The phosphines tBu₂P(CH₂)₃ECH₂Ph (E = O (1), S (2)) converted to the corresponding phosphinimines (Me₃SiN)PtBu₂(CH₂)₃ECH₂Ph, E = O (3), S (4)) which were used to prepared the titanium complexes Cp′TiCl₂NPtBu₂(CH₂)₃ECH₂Ph, (E = O, Cp′ = Cp (5), Cp* (6); E = S, Cp′ = Cp (7), Cp* (8)). These species were subsequently methylated to the corresponding dimethyl-derivatives (9)–(12). Activation of (9)–(12) with both B(C₆F₅)₃ and [Ph₃C][B(C₆F₅)₄] was studied. For example, the [CpTiMe(NPtBu₂(CH₂)₃OCH₂Ph)][MeB(C₆F₅)₃] (13) reacted with THF to give [CpTiMe(THF)(NPtBu₂(CH₂)₃OCH₂Ph)][MeB(C₆F₅)₃] (14). Similar reactions gave the stable ion pairs [Cp′TiMe(NPtBu₂(CH₂)₃XCH₂Ph)][MeB(C₆F₅)₃] (X = O, Cp′ = Cp*, (15); X = S Cp′ = Cp, (16), Cp*(17)) and [Cp′TiMe(NPtBu₂(CH₂)₃XCH₂Ph)][B(C₆F₅)₄] (X = O, Cp′ = Cp, (18); Cp*(19); X = S, Cp′ = Cp, (20), Cp* (21)). The dihalide complexes (5)–(8), activated with MAO, proved to be ethylene polymerization catalysts of moderate activities.

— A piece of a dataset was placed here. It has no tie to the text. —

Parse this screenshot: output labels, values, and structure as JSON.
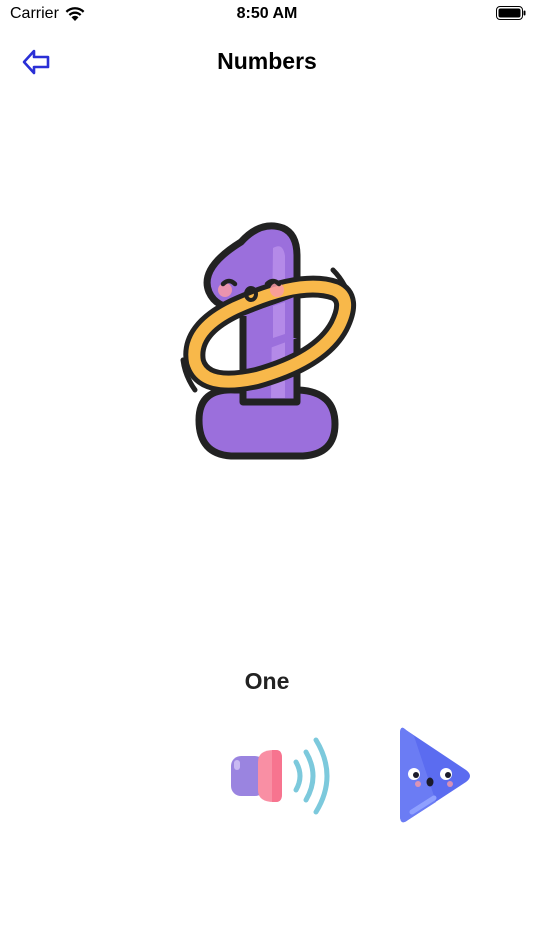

The dialkyl titanium complexes (9)–(12) activated with B(C₆F₅)₃ or [Ph₃C][B(C₆F₅)₄], gave catalysts that exhibited substantially higher activity and high molecular weight polyethylene. Polymerization at 60 °C rather than 30 °C significantly increased activity as well. The impact of the hemilabile donor with respect to catalyst activity is discussed. Crystallographic studies of (5) and (6) are reported.